How much climbing is in the Dead Horse Ultra?

It depends on your distance. The 50 mile has roughly 4,895 feet of total gain and the 50K about 2,805 feet, with the 30K near 1,729 feet and the 15K around 932 feet, per the official course numbers. None of it is one big sustained climb; it is rolling slickrock and desert singletrack with a lot of small ups and downs that add up over the day. The early grunt up the Gemini Bridges trail to the first aid is the most obvious climb, then it rolls out onto the Bull Run trail and the mesa above the Moab Valley.

What is the terrain and footing like at Dead Horse Ultra?

You are running the Magnificent 7 trails off Gemini Bridges, so expect slickrock, rocky climbs, sandy washes, and rolling high-desert singletrack. The slickrock has great traction and is not as scary as it sounds, but it is rocky and uneven, so your feet take a beating and you want a shoe with some protection. The sand sections are the quiet killer late in the race; they sap your legs more than the rock does. The payoff is the views: Arches National Park, the La Sal Mountains, and the Moab Valley dropping away below you.

What are the cutoff times for the Dead Horse Ultra?

The 50 mile has an overall limit of about 12 hours 45 minutes, so starting at 6:00 AM you have until roughly 6:45 PM, and the 50K gets about 10 hours. There are intermittent cutoffs at aid stations along the way, so you cannot save all your buffer for the finish. Reviewers consistently call the cutoffs tight on paper but fair in practice given how runnable the course is. Confirm the exact aid-station cutoffs in the current race guide before you start, since they can shift year to year.

What is the weather like at the Dead Horse Ultra?

Mid-November in Moab is close to ideal for running. Days are usually cool and dry with strong high-desert sun, and nights get cold, so the morning start can be near freezing while the afternoon warms into comfortable shirt-sleeve running. The big thing to plan for is the temperature swing: dress so you can shed layers as the day heats up, and do not underestimate how dry the desert air is even when it does not feel hot. It is one of the few fall ultras where heat is rarely the problem, which is a big part of why it sells out.

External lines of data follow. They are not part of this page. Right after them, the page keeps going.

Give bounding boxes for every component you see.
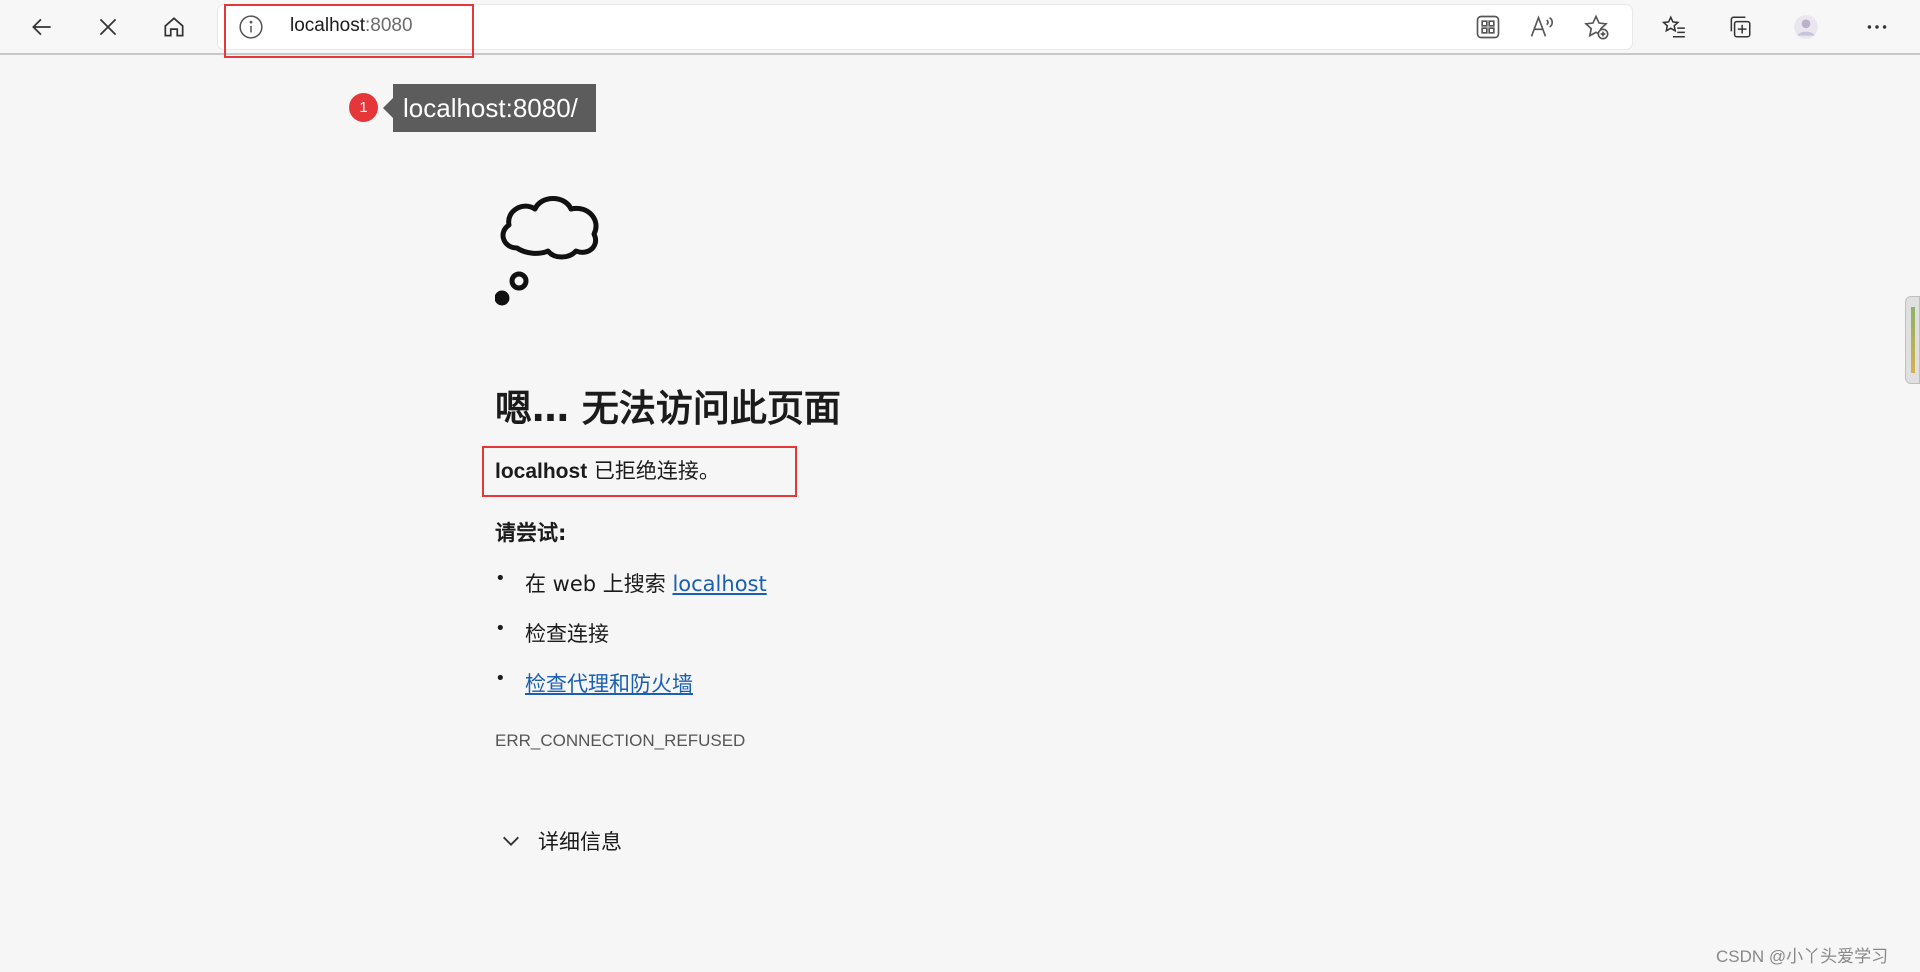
add-favorite-button[interactable] bbox=[1582, 13, 1610, 41]
search-localhost-link[interactable]: localhost bbox=[672, 572, 766, 596]
collections-icon bbox=[1730, 16, 1751, 38]
collections-button[interactable] bbox=[1720, 7, 1760, 47]
read-aloud-icon bbox=[1530, 15, 1554, 37]
error-code: ERR_CONNECTION_REFUSED bbox=[495, 731, 746, 750]
apps-grid-icon bbox=[1476, 15, 1500, 39]
back-button[interactable] bbox=[22, 7, 62, 47]
more-dots-icon bbox=[1867, 25, 1887, 29]
close-icon bbox=[99, 18, 117, 36]
tip-search-prefix: 在 web 上搜索 bbox=[525, 572, 673, 596]
list-item: 检查代理和防火墙 bbox=[495, 668, 767, 718]
back-arrow-icon bbox=[32, 18, 51, 36]
watermark: CSDN @小丫头爱学习 bbox=[1716, 947, 1889, 966]
list-item: 在 web 上搜索 localhost bbox=[495, 568, 767, 618]
annotation-box-address bbox=[224, 4, 474, 58]
tip-check-connection: 检查连接 bbox=[525, 622, 609, 646]
annotation-box-message bbox=[482, 446, 797, 497]
stop-button[interactable] bbox=[88, 7, 128, 47]
url-tooltip: localhost:8080/ bbox=[383, 84, 596, 132]
app-available-button[interactable] bbox=[1474, 13, 1502, 41]
chevron-down-icon bbox=[503, 836, 519, 846]
read-aloud-button[interactable] bbox=[1528, 13, 1556, 41]
details-toggle[interactable]: 详细信息 bbox=[500, 826, 622, 856]
details-label: 详细信息 bbox=[538, 830, 622, 854]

Is the Dead Horse Ultra a good first 50 mile or 50K?

It is one of the friendlier big trail races to pick for a first ultra at either distance. The terrain is technical but runnable, the cool November weather takes heat off the table, the aid stations are frequent and well stocked, and the cutoffs are generous for a prepared runner. You still need to train for the rocky footing, the rolling climbs, and the soft sand, and you need a fueling plan you have rehearsed. Do that and the course rewards steady, patient running rather than punishing you.

This guide is independent and for planning only. The course details, dates, cutoffs, and aid stations come from public sources and can change year to year, so confirm the current specifics with the official race before you register or run. The fueling and pacing advice is general and not medical advice.